Alanis Morissette. Un nom qui me fait tout drôle, maintenant. Son troisième ouvrage studio, Jagged Little Pill, lancé en 1995, me prescrit à chaque nouvelle écoute une violente immersion en plein coeur de mon childhood (j'avais 11 ans), me plonge dans une mélancolie à la fois déconcertante et rassurante, la seule pouvant me faire pleurer tandis que je n'y arrive plus depuis des mois déjà.
Jusqu'à aujourd'hui, je m'expliquais mal pourquoi Alanis arrivait à m'amener dans cet état profond de tristesse, d'impuissance et de nostalgie alors que je ne lui avais pourtant jamais accordé une très grande place dans mon folklore personnel.
La nostalgie, tu me diras. Oui, il y a un peu de ça. Mais Alanis, c'est beaucoup plus que de la nostalgie. En acceptant de céder sa place au début des années 00s, de disparaître (pas complètement, mais quand même), elle s'est octroyée malgré elle le titre du tout dernier emblème d'un monde dépourvu de nouvelles technologies, un monde qui se veut totalement inconnu auprès des plus jeunes.
Ce monde sur le point de connaître la révolution numérique, c'est Alanis qui signe sa trame sonore qui joue en arrière-plan de nos vies anciennes.
J'aurai 31 ans au début du mois de novembre. Quand mes parents ont fait entrer au domicile familial un ordinateur équipé d'un modem 56k en 1997, j'avais 12 ans. C'est donc dire que j'ai vécu les 19 dernières années de ma vie dans un monde hyperbranché et les 12 premières: déconnecté.

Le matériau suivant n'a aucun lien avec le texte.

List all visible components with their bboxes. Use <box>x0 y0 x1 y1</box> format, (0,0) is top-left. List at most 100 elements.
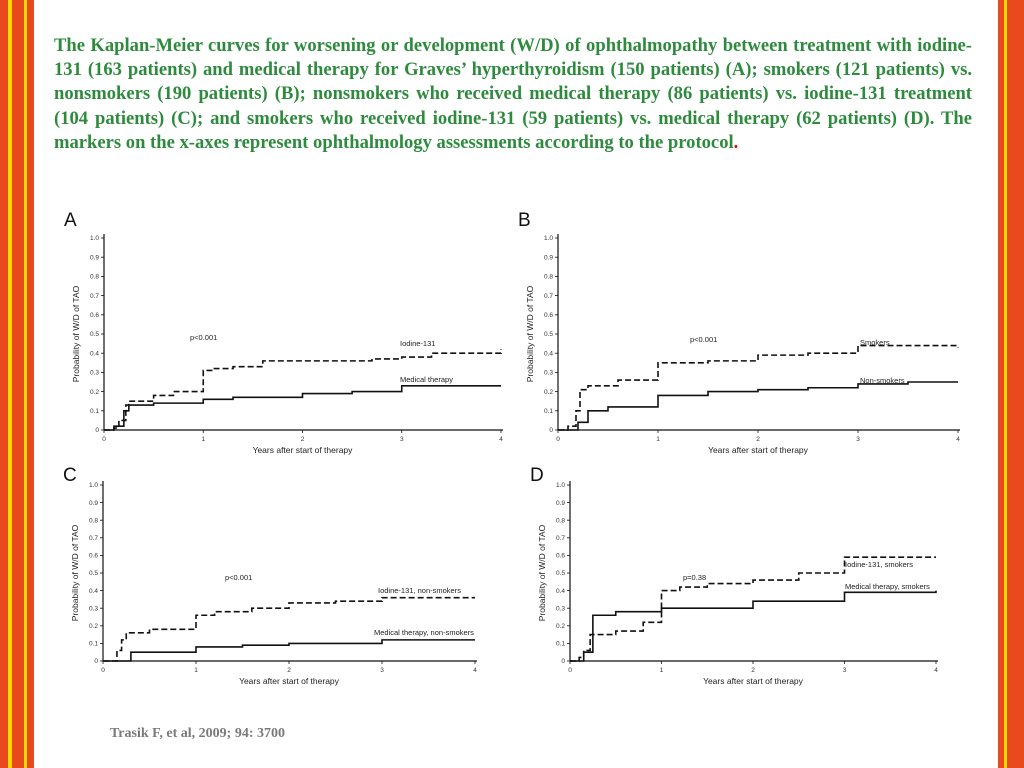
y-tick-label: 0.5 <box>90 331 99 338</box>
y-tick-label: 0.2 <box>556 623 565 630</box>
series-label: Medical therapy, non-smokers <box>374 628 474 637</box>
citation: Trasik F, et al, 2009; 94: 3700 <box>110 726 285 741</box>
y-tick-label: 0.4 <box>544 350 553 357</box>
km-curve-dashed <box>558 344 959 431</box>
x-tick-label: 1 <box>201 436 205 443</box>
y-tick-label: 0 <box>561 658 565 665</box>
km-curve-dashed <box>103 596 475 662</box>
series-label: Iodine-131 <box>400 339 435 348</box>
y-axis-title: Probability of W/D of TAO <box>71 285 81 382</box>
p-value-label: p=0.38 <box>683 573 706 582</box>
slide-heading: The Kaplan-Meier curves for worsening or… <box>54 34 972 170</box>
p-value-label: p<0.001 <box>690 335 717 344</box>
series-label: Non-smokers <box>860 376 905 385</box>
series-label: Medical therapy, smokers <box>845 582 930 591</box>
x-axis-title: Years after start of therapy <box>239 676 340 686</box>
y-tick-label: 0.6 <box>556 553 565 560</box>
km-curve-solid <box>103 639 475 662</box>
x-tick-label: 0 <box>568 667 572 674</box>
km-chart-a: A 0 0.1 0.2 0.3 0.4 0.5 0.6 0.7 0.8 0.9 1.0 0 1 2 3 4 Yea… <box>60 200 520 465</box>
y-tick-label: 0.6 <box>544 312 553 319</box>
km-curve-solid <box>570 590 937 662</box>
y-tick-label: 0.5 <box>89 570 98 577</box>
x-axis-title: Years after start of therapy <box>253 445 354 455</box>
y-tick-label: 0.4 <box>556 588 565 595</box>
x-tick-label: 2 <box>751 667 755 674</box>
km-chart-d: D 0 0.1 0.2 0.3 0.4 0.5 0.6 0.7 0.8 0.9 1.0 0 1 2 3 4 Yea… <box>515 455 975 695</box>
panel-label: A <box>64 210 77 231</box>
x-axis-title: Years after start of therapy <box>708 445 809 455</box>
panel-label: D <box>530 465 544 486</box>
series-label: Iodine-131, smokers <box>845 560 913 569</box>
y-tick-label: 0.3 <box>89 605 98 612</box>
y-tick-label: 0.2 <box>544 389 553 396</box>
km-curve-dashed <box>570 556 936 662</box>
x-tick-label: 3 <box>380 667 384 674</box>
y-tick-label: 0.8 <box>90 274 99 281</box>
y-tick-label: 0.7 <box>89 535 98 542</box>
y-tick-label: 0.9 <box>544 254 553 261</box>
y-tick-label: 1.0 <box>544 235 553 242</box>
y-tick-label: 0.4 <box>89 588 98 595</box>
y-tick-label: 0.7 <box>90 293 99 300</box>
x-tick-label: 0 <box>556 436 560 443</box>
y-tick-label: 0 <box>94 658 98 665</box>
y-tick-label: 0.9 <box>556 500 565 507</box>
y-tick-label: 0.1 <box>89 641 98 648</box>
y-tick-label: 0.2 <box>89 623 98 630</box>
km-chart-b: B 0 0.1 0.2 0.3 0.4 0.5 0.6 0.7 0.8 0.9 1.0 0 1 2 3 4 Yea… <box>515 200 975 465</box>
x-tick-label: 2 <box>301 436 305 443</box>
y-tick-label: 0.3 <box>556 605 565 612</box>
x-tick-label: 0 <box>101 667 105 674</box>
km-curve-dashed <box>104 349 502 431</box>
heading-text: The Kaplan-Meier curves for worsening or… <box>54 35 972 153</box>
y-tick-label: 0.6 <box>90 312 99 319</box>
y-tick-label: 0.6 <box>89 553 98 560</box>
x-tick-label: 3 <box>400 436 404 443</box>
y-tick-label: 0.1 <box>544 408 553 415</box>
right-border-stripes <box>998 0 1024 768</box>
series-label: Smokers <box>860 338 890 347</box>
x-tick-label: 0 <box>102 436 106 443</box>
x-tick-label: 1 <box>194 667 198 674</box>
y-tick-label: 0.3 <box>544 370 553 377</box>
y-tick-label: 0.3 <box>90 370 99 377</box>
x-tick-label: 4 <box>499 436 503 443</box>
y-axis-title: Probability of W/D of TAO <box>70 524 80 621</box>
y-tick-label: 0.8 <box>544 274 553 281</box>
series-label: Medical therapy <box>400 375 453 384</box>
y-tick-label: 0.1 <box>556 641 565 648</box>
x-tick-label: 1 <box>660 667 664 674</box>
y-tick-label: 0.5 <box>544 331 553 338</box>
p-value-label: p<0.001 <box>225 573 252 582</box>
y-tick-label: 0.1 <box>90 408 99 415</box>
y-tick-label: 0.9 <box>89 500 98 507</box>
x-tick-label: 1 <box>656 436 660 443</box>
x-tick-label: 4 <box>956 436 960 443</box>
x-tick-label: 3 <box>856 436 860 443</box>
x-tick-label: 2 <box>287 667 291 674</box>
y-tick-label: 1.0 <box>89 482 98 489</box>
y-tick-label: 0.5 <box>556 570 565 577</box>
km-curve-solid <box>558 381 958 431</box>
x-tick-label: 4 <box>473 667 477 674</box>
y-tick-label: 0.8 <box>556 517 565 524</box>
x-tick-label: 2 <box>756 436 760 443</box>
panel-label: B <box>518 210 531 231</box>
y-tick-label: 0 <box>95 427 99 434</box>
y-tick-label: 0.4 <box>90 350 99 357</box>
left-border-stripes <box>0 0 34 768</box>
y-axis-title: Probability of W/D of TAO <box>537 524 547 621</box>
km-chart-c: C 0 0.1 0.2 0.3 0.4 0.5 0.6 0.7 0.8 0.9 1.0 0 1 2 3 4 Yea… <box>60 455 520 695</box>
y-tick-label: 0 <box>549 427 553 434</box>
x-axis-title: Years after start of therapy <box>703 676 804 686</box>
y-tick-label: 1.0 <box>556 482 565 489</box>
p-value-label: p<0.001 <box>190 333 217 342</box>
y-axis-title: Probability of W/D of TAO <box>525 285 535 382</box>
x-tick-label: 3 <box>843 667 847 674</box>
series-label: Iodine-131, non-smokers <box>378 586 461 595</box>
y-tick-label: 0.2 <box>90 389 99 396</box>
panel-label: C <box>63 465 77 486</box>
x-tick-label: 4 <box>934 667 938 674</box>
y-tick-label: 0.7 <box>544 293 553 300</box>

Tu peux évoquer la nostalgie all you want, mais plus les décennies me séparent de l'année 1997, plus j'ai à subir les suffocants regrets du deuil raté de cet autre monde dans lequel j'ai pourtant si peu évolué mais qui me manque considérablement.
J'ai l'impression d'avoir tellement de choses à régler avec lui encore. Quand j'accède à ses souvenirs tout est si flou, en slow-motion et le bruit ambiant semble avoir été enregistré depuis le fond de l'océan. C'était comment, déjà, quand l'attention n'était pas sollicitée par 46 choses à la fois? Le vide, le vrai, pas celui provisoire alors que deux ou trois communautés de plusieurs milliers de personnes grouillent dans ta poche de jeans en espérant ton retour imminent? Je jouais sur le Nintendo, sur le Vidéoway des parents, ça oui, je le sais. Mais comment c'était entre chaque partie, donc? Néant. Suffocation.
J'aurais aimé pouvoir choisir, osciller entre les deux mondes. Comparer. Une bonne partie de moi est condamnée à errer forever quelque part entre le 3 et le 9 juillet 1997. Plus personne ne retournera la chercher. Coincée là-bas à tout jamais.
Les choses ont évolué beaucoup trop rapidement. On n'a jamais pris le temps de faire les adieux comme on ne s'est jamais donné la peine de s'émerveiller des petites révolutions que le futur s'adonne à échapper régulièrement sur notre chemin. On s'en émerveillera de moins en moins, d'ailleurs. Tout est si banal.
Ed Sheeran est l'artiste le plus écouté de tout Spotify tandis que mon père ne sait même pas ce qu'est Spotify et j'estime qu'il n'en saura rien encore d'ici 2019. Je peux-tu respirer un peu? C'était pas hier, me semble, que les richissimes artistes se plaignaient de l'existence de Napster?
J'aurais seulement souhaité, avant d'aller plus loin, qu'on prenne un moment pour se dire: «Guys, on est rendu là. Le monde tel que nous le connaissions avant Internet est mort et enterré, gone forever. On ne reviendra plus à l'arrière.» Vivre le deuil, paisiblement, de l'autre monde. Accepter. Aller de l'avant.
J'attends de pouvoir dire bye depuis 19 ans. Je me console en me repassant la trame sonore de la toute dernière de ce monde qui logeait aux frontières du numérique, celle qui s'est sacrifiée pour que subsiste après elle un accès pur et nostalgique à une époque bien révolue: Alanis.
Bye, l'autre monde que j'ai presque connu longtemps. Tu n'es plus qu'un vague souvenir dans la tête de l'enfant que j'ai été.